The Drukpa nunnery might be the only instance in the world where there is a waiting list to get in. Kanchok Wangmo, 19, had to fight her family to come to the nunnery. “I wanted to help people. They told me to stay at home and become a teacher. But anyone can become a teacher, only a few can study under guruji’s tutelage,” she explains. Kanchok, who is from a small Himachal village, is more forthcoming about her transition from layperson to nun. “I was a little disappointed when I came here, because I expected there to be a college,” she says sadly. “But it’s basic education, which I’ve already had.” She talks freely about how her father, a rice farmer, was unable to accept her as a nun and cut off ties with her for two years. “Oh, he just missed me,” she says affectionately. “He didn’t understand.”
Despite the time I had spent with these nuns, I too, didn’t understand. From a city-bred atheist’s point of view, I questioned them persistently: but why? Why, when you could help people as a doctor, a teacher, or as a good mother does? Kanchok answered patiently. “I wanted to be a doctor once, like my elder sister is now. But why fix the body, which only manifests symptoms of the sickness, when you can fix the source of the problem — a fault with the soul?” But you must miss something? Kanchok hesitates, and it is clear she has thought of something, or someone, before she answers: “In this life, we have no money or power. By becoming a nun, I hope to achieve a better spiritual status in my next life [that is, be reborn as a man] and help more people.”
“Seeing nuns doing kung fu is a beautiful thing,” says His Holiness the Gyalwang Drukpa. “I want to help women, and my own nunnery is the best place to start. I also make sure that I teach texts to the nuns directly. Then, if the monks want to know these teachings, they have to learn from the nuns.” The Drukpa explains that these women have faced a lot of oppression. “They suffered with their families and a backward lifestyle. Now, after centuries, they are being trusted with ancient secrets and texts.”
Many of the nuns who come to the nunnery are orphaned or homeless. But many others have chosen this life, despite having all the opportunities the ‘other’ world had to offer. “One nun used to be a J&K counter-terrorism agent. Another one was a week from leaving for Canada for a marketing job when she joined the Drukpa nunnery,” points out Mary Dorea, a volunteer with Live to Love. “An increasingly self-empowered branch of feminist Buddhism is emerging.”

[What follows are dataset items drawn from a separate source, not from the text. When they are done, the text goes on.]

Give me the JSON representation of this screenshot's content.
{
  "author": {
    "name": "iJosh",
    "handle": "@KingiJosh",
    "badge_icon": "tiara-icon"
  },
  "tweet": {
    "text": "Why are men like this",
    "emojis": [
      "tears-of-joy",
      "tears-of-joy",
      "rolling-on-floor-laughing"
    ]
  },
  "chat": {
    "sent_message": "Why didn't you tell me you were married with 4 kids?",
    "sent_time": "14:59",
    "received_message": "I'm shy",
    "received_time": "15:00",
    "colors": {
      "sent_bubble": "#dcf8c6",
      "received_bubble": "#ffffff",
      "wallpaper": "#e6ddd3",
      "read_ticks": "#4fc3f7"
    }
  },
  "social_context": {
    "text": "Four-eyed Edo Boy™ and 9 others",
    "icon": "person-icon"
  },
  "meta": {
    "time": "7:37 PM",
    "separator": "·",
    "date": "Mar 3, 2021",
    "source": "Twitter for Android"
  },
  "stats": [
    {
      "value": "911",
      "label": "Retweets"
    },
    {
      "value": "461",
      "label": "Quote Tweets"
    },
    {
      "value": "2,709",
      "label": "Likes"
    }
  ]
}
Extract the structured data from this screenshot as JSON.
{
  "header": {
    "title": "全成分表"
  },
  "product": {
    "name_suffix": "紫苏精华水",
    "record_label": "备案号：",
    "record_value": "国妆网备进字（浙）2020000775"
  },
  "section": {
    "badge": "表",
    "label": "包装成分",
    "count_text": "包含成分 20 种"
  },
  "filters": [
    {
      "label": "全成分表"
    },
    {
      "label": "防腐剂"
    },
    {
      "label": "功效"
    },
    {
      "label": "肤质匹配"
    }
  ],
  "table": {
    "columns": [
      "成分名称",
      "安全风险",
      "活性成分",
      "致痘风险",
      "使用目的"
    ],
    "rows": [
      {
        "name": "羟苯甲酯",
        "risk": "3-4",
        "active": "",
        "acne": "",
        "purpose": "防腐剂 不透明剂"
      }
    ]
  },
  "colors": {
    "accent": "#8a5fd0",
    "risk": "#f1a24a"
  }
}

Chandramouli Basu is the director of the BBC documentary Kung Fu Nuns, and he was in Ladakh to show the film to the Drukpa nunnery on the occasion of the Annual Drukpa Council 2011, a meeting of religious leaders and followers from across the globe. The movie tells the story of Kunzang, a 29-year-old nun, as she and her fellow nuns prepare to perform the ritual of the Dragon Dance, which was previously only meant for monks to perform.
Anxious to prove themselves, the nuns sweat it out in preparation.

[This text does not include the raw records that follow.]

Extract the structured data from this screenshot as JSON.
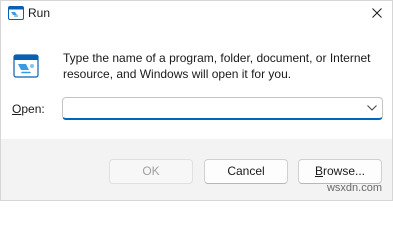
{
  "window": {
    "title": "Run",
    "title_icon": "run-app-icon",
    "close_icon": "close-icon"
  },
  "content": {
    "icon": "run-app-icon",
    "description": "Type the name of a program, folder, document, or Internet resource, and Windows will open it for you.",
    "open_label_accel": "O",
    "open_label_rest": "pen:",
    "open_value": "",
    "open_placeholder": "",
    "dropdown_icon": "chevron-down-icon"
  },
  "buttons": {
    "ok_label": "OK",
    "cancel_label": "Cancel",
    "browse_label_accel": "B",
    "browse_label_rest": "rowse..."
  },
  "watermark": "wsxdn.com",
  "colors": {
    "accent": "#0067c0",
    "window_bg": "#ffffff",
    "footer_bg": "#f3f3f3"
  }
}
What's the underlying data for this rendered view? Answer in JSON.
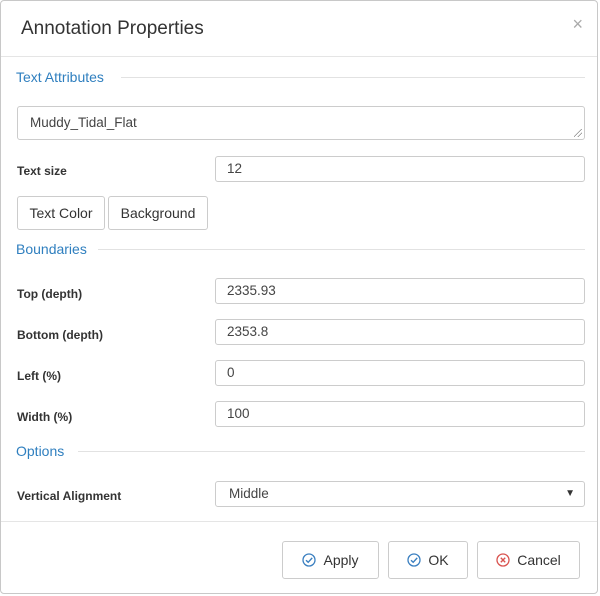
{
  "dialog": {
    "title": "Annotation Properties",
    "close_symbol": "×"
  },
  "text_attributes": {
    "legend": "Text Attributes",
    "text_value": "Muddy_Tidal_Flat",
    "text_size_label": "Text size",
    "text_size_value": "12",
    "text_color_button": "Text Color",
    "background_button": "Background"
  },
  "boundaries": {
    "legend": "Boundaries",
    "top_label": "Top (depth)",
    "top_value": "2335.93",
    "bottom_label": "Bottom (depth)",
    "bottom_value": "2353.8",
    "left_label": "Left (%)",
    "left_value": "0",
    "width_label": "Width (%)",
    "width_value": "100"
  },
  "options": {
    "legend": "Options",
    "vertical_alignment_label": "Vertical Alignment",
    "vertical_alignment_value": "Middle"
  },
  "footer": {
    "apply_label": "Apply",
    "ok_label": "OK",
    "cancel_label": "Cancel"
  },
  "icons": {
    "apply": "check-circle-icon",
    "ok": "check-circle-icon",
    "cancel": "x-circle-icon",
    "close": "close-icon",
    "dropdown": "chevron-down-icon"
  },
  "colors": {
    "section_legend": "#2f7fbf",
    "check_icon": "#3a7fc0",
    "cancel_icon": "#d9534f"
  }
}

“The rapid transformation at the nunnery is inspiring,” says Basu. “Especially seeing it happen against the setting of religion, which is perceived as being the last pillar of conservatism,is a source of hope.”

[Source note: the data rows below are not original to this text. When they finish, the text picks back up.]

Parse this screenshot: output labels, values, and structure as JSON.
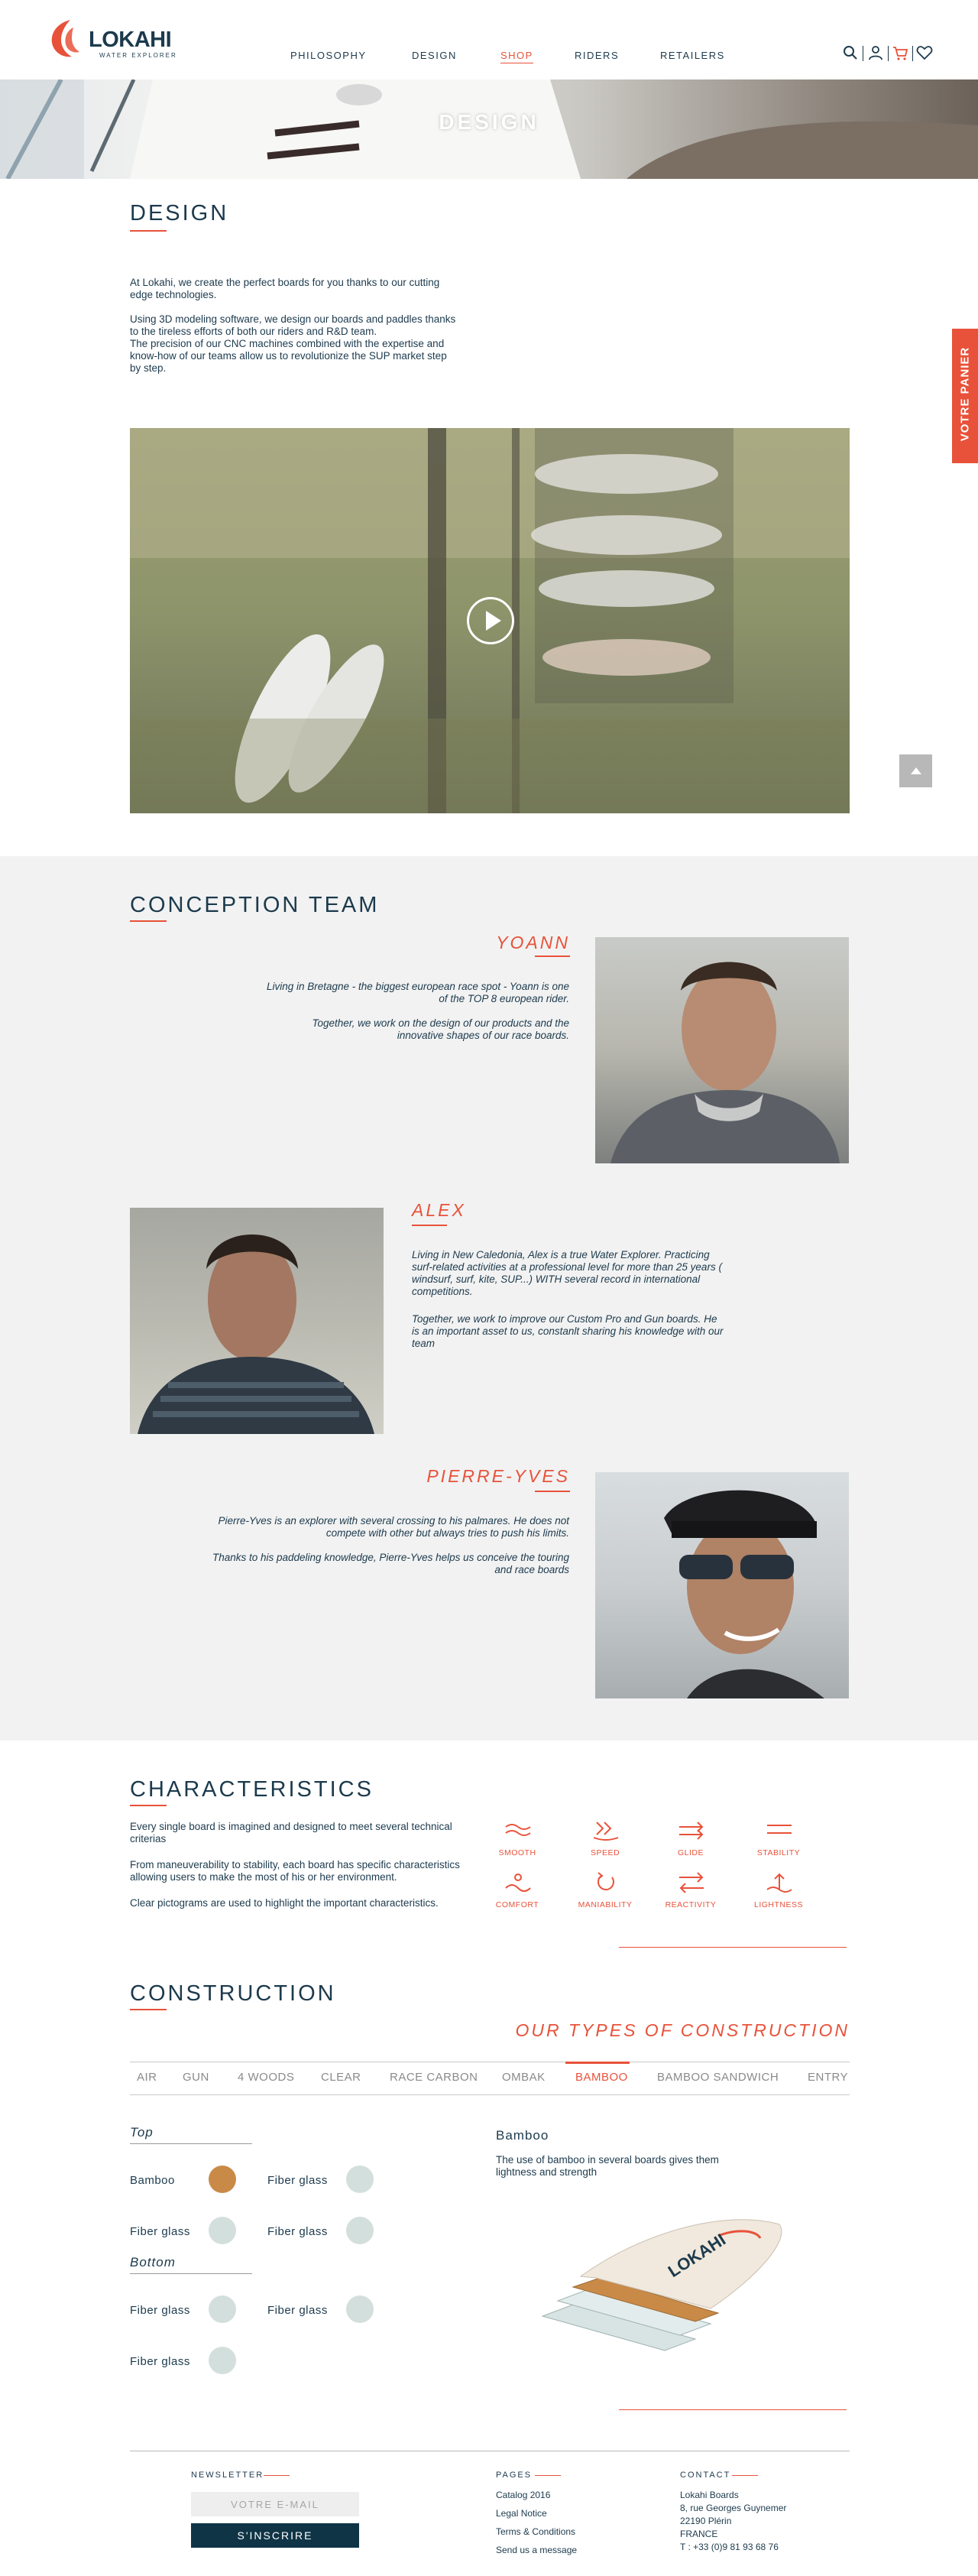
{
  "header": {
    "brand": "LOKAHI",
    "tagline": "WATER EXPLORER",
    "nav": [
      {
        "label": "PHILOSOPHY"
      },
      {
        "label": "DESIGN"
      },
      {
        "label": "SHOP",
        "active": true
      },
      {
        "label": "RIDERS"
      },
      {
        "label": "RETAILERS"
      }
    ],
    "icons": [
      "search-icon",
      "user-icon",
      "cart-icon",
      "heart-icon"
    ]
  },
  "banner": {
    "title": "DESIGN"
  },
  "design": {
    "title": "DESIGN",
    "p1": "At Lokahi, we create the perfect boards for you thanks to our cutting edge technologies.",
    "p2": "Using 3D modeling software, we design our boards and paddles thanks to the tireless efforts of both our riders and R&D team.",
    "p3": "The precision of our CNC machines combined with the expertise and know-how of our teams allow us to revolutionize the SUP market step by step."
  },
  "cart_tab": "VOTRE PANIER",
  "team": {
    "title": "CONCEPTION TEAM",
    "members": [
      {
        "name": "YOANN",
        "p1": "Living in Bretagne - the biggest european race spot - Yoann is one of the TOP 8 european rider.",
        "p2": "Together, we work on the design of our products and the innovative shapes of our race boards."
      },
      {
        "name": "ALEX",
        "p1": "Living in New Caledonia, Alex is a true Water Explorer. Practicing surf-related activities at a professional level for more than 25 years ( windsurf, surf, kite, SUP...) WITH several record in international competitions.",
        "p2": "Together, we work to improve our Custom Pro and Gun boards. He is an important asset to us, constanlt sharing his knowledge with our team"
      },
      {
        "name": "PIERRE-YVES",
        "p1": "Pierre-Yves is an explorer with several crossing to his palmares. He does not compete with other but always tries to push his limits.",
        "p2": "Thanks to his paddeling knowledge, Pierre-Yves helps us conceive the touring and race boards"
      }
    ]
  },
  "characteristics": {
    "title": "CHARACTERISTICS",
    "p1": "Every single board is imagined and designed to meet several technical criterias",
    "p2": "From maneuverability to stability, each board has specific characteristics allowing users to make the most of his or her environment.",
    "p3": "Clear pictograms are used to highlight the important characteristics.",
    "items": [
      {
        "label": "SMOOTH",
        "icon": "smooth-icon"
      },
      {
        "label": "SPEED",
        "icon": "speed-icon"
      },
      {
        "label": "GLIDE",
        "icon": "glide-icon"
      },
      {
        "label": "STABILITY",
        "icon": "stability-icon"
      },
      {
        "label": "COMFORT",
        "icon": "comfort-icon"
      },
      {
        "label": "MANIABILITY",
        "icon": "maniability-icon"
      },
      {
        "label": "REACTIVITY",
        "icon": "reactivity-icon"
      },
      {
        "label": "LIGHTNESS",
        "icon": "lightness-icon"
      }
    ]
  },
  "construction": {
    "title": "CONSTRUCTION",
    "subtitle": "OUR TYPES OF CONSTRUCTION",
    "tabs": [
      "AIR",
      "GUN",
      "4 WOODS",
      "CLEAR",
      "RACE CARBON",
      "OMBAK",
      "BAMBOO",
      "BAMBOO SANDWICH",
      "ENTRY"
    ],
    "active_tab": "BAMBOO",
    "top_label": "Top",
    "bottom_label": "Bottom",
    "top_layers": [
      "Bamboo",
      "Fiber glass",
      "Fiber glass",
      "Fiber glass"
    ],
    "bottom_layers": [
      "Fiber glass",
      "Fiber glass",
      "Fiber glass"
    ],
    "detail_title": "Bamboo",
    "detail_text": "The use of bamboo in several boards gives them lightness and strength",
    "board_brand": "LOKAHI"
  },
  "footer": {
    "newsletter_title": "NEWSLETTER",
    "email_placeholder": "VOTRE E-MAIL",
    "subscribe_label": "S'INSCRIRE",
    "pages_title": "PAGES",
    "pages": [
      "Catalog 2016",
      "Legal Notice",
      "Terms & Conditions",
      "Send us a message"
    ],
    "contact_title": "CONTACT",
    "contact": [
      "Lokahi Boards",
      "8, rue Georges Guynemer",
      "22190 Plérin",
      "FRANCE",
      "T : +33 (0)9 81 93 68 76"
    ]
  },
  "colors": {
    "accent": "#e8523a",
    "navy": "#1c3a4d",
    "button": "#0f3446",
    "team_bg": "#f2f2f2"
  }
}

The film was screened in the same courtyard at the nunnery where the nuns practice their kung fu every morning. Thousands of nuns sat on the stone floor, cross-legged, cheering wildly under the clear, starlit Ladakhi sky, whooping when they recognised a nun on the screen, oohing sympathetically as one broke her ankle during rehearsals. Kanchok, sitting next to me, squeezed my hand happily as the movie ended with the successful performance of the Dragon Dance. “Isn’t it beautiful?”